Ele começou a viagem em El Paso em 27 de outubro de 2014, e caminhou 1.625 quilômetros da fronteira texana em sete meses (incluindo um mês de hiato para voltar ao Alabama, onde encerrou alguns deveres como professor). Durante esse trecho, ele encontrou um grupo de imigrantes que tinham acabado de passar pela fronteira, traficantes de drogas, cowboys e outros aventureiros, e uma dose diária da Patrulha da Fronteira e agentes da lei.
A jornada, documentada pelo diretor Rex Jones, vai aparecer no documentário de uma hora La Frontera, que está disponível online (em inglês apenas) desde o dia 7 de outubro. Mas a jornada de Hainds não terminou ali: em 21 de dezembro ele pretende começar a caminhar o que falta da fronteira, do Novo México até a Califórnia. Hainds acredita que ele é a primeira pessoa a percorrer toda a distância da fronteira do sul dos EUA.
Entramos em contato com Hainds antes do lançamento de La Frontera para ouvir algumas de suas histórias e saber o que ele espera quando tomar o caminho de novo no final do ano.
Essa entrevista foi editada para dar maior clareza ao conteúdo.
VICE: Onde você começou a primeira caminhada?

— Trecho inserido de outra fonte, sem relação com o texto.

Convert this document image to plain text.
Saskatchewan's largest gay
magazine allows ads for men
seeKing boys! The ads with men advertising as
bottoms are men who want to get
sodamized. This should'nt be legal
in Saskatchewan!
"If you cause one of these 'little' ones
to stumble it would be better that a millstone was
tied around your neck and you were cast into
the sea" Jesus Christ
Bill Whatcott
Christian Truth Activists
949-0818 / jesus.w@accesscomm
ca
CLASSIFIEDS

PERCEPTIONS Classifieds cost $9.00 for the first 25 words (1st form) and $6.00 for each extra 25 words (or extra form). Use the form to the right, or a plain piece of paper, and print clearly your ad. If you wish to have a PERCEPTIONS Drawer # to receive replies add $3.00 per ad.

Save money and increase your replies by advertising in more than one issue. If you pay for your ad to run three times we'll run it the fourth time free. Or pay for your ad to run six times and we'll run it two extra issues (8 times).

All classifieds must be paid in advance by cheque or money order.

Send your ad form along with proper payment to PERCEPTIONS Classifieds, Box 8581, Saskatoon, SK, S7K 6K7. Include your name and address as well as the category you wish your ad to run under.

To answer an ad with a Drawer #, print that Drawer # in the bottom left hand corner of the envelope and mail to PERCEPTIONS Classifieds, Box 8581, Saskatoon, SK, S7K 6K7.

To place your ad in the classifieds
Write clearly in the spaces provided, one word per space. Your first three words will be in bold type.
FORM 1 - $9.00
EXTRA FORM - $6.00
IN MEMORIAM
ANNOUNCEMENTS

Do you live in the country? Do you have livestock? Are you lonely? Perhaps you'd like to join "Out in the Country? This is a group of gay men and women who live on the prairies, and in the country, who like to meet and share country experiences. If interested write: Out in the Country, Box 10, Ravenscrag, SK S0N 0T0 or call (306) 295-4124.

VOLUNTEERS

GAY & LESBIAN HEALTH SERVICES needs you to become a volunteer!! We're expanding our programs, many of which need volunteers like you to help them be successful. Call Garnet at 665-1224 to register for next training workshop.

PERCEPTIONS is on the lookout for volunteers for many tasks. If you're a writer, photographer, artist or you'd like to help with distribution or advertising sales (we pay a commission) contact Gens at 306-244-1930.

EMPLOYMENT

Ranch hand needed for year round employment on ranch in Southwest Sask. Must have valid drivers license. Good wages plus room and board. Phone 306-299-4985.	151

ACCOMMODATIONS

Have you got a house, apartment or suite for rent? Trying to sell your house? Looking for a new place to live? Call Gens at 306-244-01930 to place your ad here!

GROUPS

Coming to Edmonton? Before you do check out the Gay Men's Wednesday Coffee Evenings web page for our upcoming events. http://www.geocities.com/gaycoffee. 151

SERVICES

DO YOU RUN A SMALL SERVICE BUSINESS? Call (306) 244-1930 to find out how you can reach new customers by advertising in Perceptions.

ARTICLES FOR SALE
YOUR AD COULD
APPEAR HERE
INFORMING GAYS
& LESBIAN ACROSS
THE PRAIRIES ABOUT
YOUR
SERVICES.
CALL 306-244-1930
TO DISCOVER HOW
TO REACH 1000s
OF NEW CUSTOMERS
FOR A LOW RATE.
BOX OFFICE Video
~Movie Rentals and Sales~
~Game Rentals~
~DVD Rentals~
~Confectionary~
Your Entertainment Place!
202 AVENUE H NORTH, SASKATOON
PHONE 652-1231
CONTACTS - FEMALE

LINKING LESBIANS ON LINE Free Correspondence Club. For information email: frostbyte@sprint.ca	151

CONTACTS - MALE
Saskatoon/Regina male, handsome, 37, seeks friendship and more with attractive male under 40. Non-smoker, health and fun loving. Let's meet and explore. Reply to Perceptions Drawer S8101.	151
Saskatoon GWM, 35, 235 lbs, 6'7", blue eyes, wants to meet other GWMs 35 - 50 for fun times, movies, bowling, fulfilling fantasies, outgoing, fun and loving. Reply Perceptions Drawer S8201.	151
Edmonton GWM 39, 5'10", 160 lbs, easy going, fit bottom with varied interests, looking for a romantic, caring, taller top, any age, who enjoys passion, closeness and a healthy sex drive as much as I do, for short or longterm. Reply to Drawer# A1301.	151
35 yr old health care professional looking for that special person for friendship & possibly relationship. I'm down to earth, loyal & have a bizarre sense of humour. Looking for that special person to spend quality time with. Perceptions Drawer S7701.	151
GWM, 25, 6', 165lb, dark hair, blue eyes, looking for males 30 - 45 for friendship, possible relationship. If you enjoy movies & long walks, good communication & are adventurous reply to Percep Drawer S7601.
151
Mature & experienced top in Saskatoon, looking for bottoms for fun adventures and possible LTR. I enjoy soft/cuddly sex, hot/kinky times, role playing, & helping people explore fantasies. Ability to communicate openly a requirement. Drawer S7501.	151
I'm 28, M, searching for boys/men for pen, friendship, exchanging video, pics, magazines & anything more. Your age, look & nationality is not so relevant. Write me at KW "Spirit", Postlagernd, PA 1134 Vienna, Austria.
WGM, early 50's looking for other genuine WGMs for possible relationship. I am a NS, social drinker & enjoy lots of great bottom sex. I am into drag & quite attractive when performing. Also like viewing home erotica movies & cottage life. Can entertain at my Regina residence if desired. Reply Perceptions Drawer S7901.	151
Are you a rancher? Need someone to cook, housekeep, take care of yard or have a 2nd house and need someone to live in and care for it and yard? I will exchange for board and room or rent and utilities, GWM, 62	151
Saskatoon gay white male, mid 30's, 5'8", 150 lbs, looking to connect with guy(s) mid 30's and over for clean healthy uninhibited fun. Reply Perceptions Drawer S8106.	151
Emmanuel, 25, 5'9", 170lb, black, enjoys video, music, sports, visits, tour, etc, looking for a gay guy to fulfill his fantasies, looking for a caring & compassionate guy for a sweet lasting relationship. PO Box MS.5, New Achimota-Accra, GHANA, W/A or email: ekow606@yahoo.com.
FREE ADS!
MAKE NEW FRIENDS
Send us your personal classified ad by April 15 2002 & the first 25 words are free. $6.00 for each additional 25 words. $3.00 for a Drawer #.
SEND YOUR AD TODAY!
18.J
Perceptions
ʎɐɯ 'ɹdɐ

Mark Hainds: Comecei no Marco Número Um da Fronteira Internacional em El Paso, Texas. Foi ali que eles estabeleceram a fronteira entre nós e o México, e eles têm um monumento lá. Aí segui a trilha ou estrada mais próxima do Rio Grande até a praia de Boca Chica no Golfo do México. Segui o Rio Grande, mas mais ou menos numa reta. Se você seguir todas as curvas e voltas do rio, são 1.930 quilômetros. Andei apenas 1.625 quilômetros.
Para me ajudar, eu tinha o que chamei de “compadres tex-mex”, voluntários amigos meus que vinham por uma semana ou duas de cada vez, me trazendo comida, água e me buscando quando era preciso. Então uma dezena de pessoas me visitaram durante a caminhada.
Ultimamente temos ouvido muito sobre a possibilidade de um muro na fronteira. Como as pessoas se sente sobre isso lá?
Rex Jones, o diretor que viajou comigo, entrevistou [todo mundo de] rancheiros liberais de direita a famílias mexicanas que moram ali há gerações. Quase todo mundo disse que a construção de um muro é a coisa mais idiota que podemos fazer com nosso dinheiro. Da esquerda até a direita, todo mundo é contra a construção de um muro maior.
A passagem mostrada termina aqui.